The Stryker Brigade is part of the 12,000 U.S. and Iraqi soldiers rushed to Baghdad this month to control the rising tide of insurgency by Saddam loyalists and sectarian violence between Sunnis and Shiites.

The tit-for-tat attacks by Shiites and Sunnis since the Feb. 22 bombing of a Shiite mosque has raised fears of an all-out civil war, and diverted resources needed to fight the insurgency.

The U.S. statement said the seized weapons included 583 rounds of mortars, 104 rocket propelled grenades, 249 rockets, machine guns, automatic rifles, ammunition and bomb making equipment.

Two suspected terrorists were detained for questioning, it said.

A separate Iraqi statement said soldiers raided the Al-Sediq Sunni mosque in Ghazaliyah on a tip off and confiscated mortar shells, a belt of explosives likely to be used by a suicide bomber, 27 wire communications sets, rocket propelled grenade launchers and magazines of bullets.

Iraqi security forces detained 77 people across Iraq during the last 24 hours, the statement said.

Also Friday, gunmen attacked a convoy of civilian trucks carrying unspecified goods had just left Baghdad for the northern city of Irbil.
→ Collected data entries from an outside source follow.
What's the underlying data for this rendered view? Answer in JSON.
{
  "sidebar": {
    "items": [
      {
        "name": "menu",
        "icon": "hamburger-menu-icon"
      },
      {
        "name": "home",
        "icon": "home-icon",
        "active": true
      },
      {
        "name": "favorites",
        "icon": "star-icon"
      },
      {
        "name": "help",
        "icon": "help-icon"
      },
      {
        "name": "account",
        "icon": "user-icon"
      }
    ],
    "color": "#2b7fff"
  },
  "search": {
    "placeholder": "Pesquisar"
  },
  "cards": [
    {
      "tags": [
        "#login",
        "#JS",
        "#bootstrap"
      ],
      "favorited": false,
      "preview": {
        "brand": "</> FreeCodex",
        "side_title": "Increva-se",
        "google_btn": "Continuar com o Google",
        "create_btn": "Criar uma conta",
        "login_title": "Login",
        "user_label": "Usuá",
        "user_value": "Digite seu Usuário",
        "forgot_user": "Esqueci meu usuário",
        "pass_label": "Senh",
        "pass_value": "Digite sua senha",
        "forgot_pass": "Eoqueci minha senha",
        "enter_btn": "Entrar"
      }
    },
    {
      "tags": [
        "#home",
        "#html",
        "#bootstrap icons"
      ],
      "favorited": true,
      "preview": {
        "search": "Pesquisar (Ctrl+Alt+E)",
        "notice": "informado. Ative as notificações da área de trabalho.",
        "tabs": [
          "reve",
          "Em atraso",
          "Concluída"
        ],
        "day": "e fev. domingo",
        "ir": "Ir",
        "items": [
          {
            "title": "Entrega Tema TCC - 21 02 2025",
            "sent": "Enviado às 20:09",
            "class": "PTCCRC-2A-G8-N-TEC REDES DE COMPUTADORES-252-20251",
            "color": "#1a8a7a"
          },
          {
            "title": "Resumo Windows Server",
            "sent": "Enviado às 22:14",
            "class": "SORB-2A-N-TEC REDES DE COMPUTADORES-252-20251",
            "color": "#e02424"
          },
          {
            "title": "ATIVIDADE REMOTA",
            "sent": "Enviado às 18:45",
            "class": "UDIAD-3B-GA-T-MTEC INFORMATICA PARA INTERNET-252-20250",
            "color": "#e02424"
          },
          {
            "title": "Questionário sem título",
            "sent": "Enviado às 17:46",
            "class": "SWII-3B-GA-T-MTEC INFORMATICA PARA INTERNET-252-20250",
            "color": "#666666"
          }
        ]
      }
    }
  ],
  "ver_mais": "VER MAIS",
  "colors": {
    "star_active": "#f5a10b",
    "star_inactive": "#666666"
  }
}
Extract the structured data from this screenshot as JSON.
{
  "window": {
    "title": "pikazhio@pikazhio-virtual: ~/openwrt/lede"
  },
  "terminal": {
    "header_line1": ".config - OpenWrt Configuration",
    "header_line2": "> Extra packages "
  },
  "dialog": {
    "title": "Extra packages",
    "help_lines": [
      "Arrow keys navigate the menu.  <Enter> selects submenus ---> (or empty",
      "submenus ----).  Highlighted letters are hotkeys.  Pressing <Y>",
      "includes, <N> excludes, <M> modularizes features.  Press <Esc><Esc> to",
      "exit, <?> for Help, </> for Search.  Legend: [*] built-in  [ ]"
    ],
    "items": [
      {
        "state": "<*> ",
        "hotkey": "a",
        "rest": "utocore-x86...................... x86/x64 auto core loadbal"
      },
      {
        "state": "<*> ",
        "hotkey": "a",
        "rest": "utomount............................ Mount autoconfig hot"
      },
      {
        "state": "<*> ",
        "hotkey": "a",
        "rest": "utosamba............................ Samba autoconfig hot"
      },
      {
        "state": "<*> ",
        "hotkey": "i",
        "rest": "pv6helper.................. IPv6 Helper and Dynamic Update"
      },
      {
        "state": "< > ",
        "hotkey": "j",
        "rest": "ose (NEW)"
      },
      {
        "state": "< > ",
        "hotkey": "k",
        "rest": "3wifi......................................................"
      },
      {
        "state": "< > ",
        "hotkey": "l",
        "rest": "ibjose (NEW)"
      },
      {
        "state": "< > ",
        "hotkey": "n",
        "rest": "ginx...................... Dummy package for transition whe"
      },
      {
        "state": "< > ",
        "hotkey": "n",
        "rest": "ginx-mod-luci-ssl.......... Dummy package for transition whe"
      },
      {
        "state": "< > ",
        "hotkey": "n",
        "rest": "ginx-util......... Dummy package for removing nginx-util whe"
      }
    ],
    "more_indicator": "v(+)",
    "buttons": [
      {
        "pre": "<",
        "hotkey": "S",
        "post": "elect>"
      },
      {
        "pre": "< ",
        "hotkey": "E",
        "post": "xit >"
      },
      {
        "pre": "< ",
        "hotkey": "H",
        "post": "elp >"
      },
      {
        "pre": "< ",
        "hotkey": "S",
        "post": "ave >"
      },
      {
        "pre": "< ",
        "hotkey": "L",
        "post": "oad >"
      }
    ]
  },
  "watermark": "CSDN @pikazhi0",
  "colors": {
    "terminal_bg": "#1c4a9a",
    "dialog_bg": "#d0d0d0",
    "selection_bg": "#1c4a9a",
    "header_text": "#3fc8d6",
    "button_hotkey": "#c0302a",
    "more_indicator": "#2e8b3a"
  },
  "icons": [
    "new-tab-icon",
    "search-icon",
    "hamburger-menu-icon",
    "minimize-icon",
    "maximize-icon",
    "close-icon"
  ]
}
The attack occurred in Taji, 12 miles north of the capital, and left one guard traveling alongside in an SUV was killed, said police Lt. Ahmed Al-Qaisi.

Iraqi police found five bodies with gunshot wounds in Mahmoudiya, about 20 miles south of Baghdad, and a roadside bomb killed one person in Balad Ruz, 45 miles northeast of Baghdad.

Six more bullet-riddled and tortured bodies of men were found in the Tigris river 25 miles south of Baghdad.

A government statement said private vehicles will be banned from streets in about 16 neighborhoods of Baghdad starting Friday night until Monday 6 a.m. during a Shiite religious ceremony marking the death in 799 A.D. of Imam Moussa Kadhim, one of the 12 major Shiite saints. He is buried in Baghdad's Kazimiyah district.

The ceremony, which is expected to bring tens of thousands of Shiites from across the country, reaches its high point Sunday.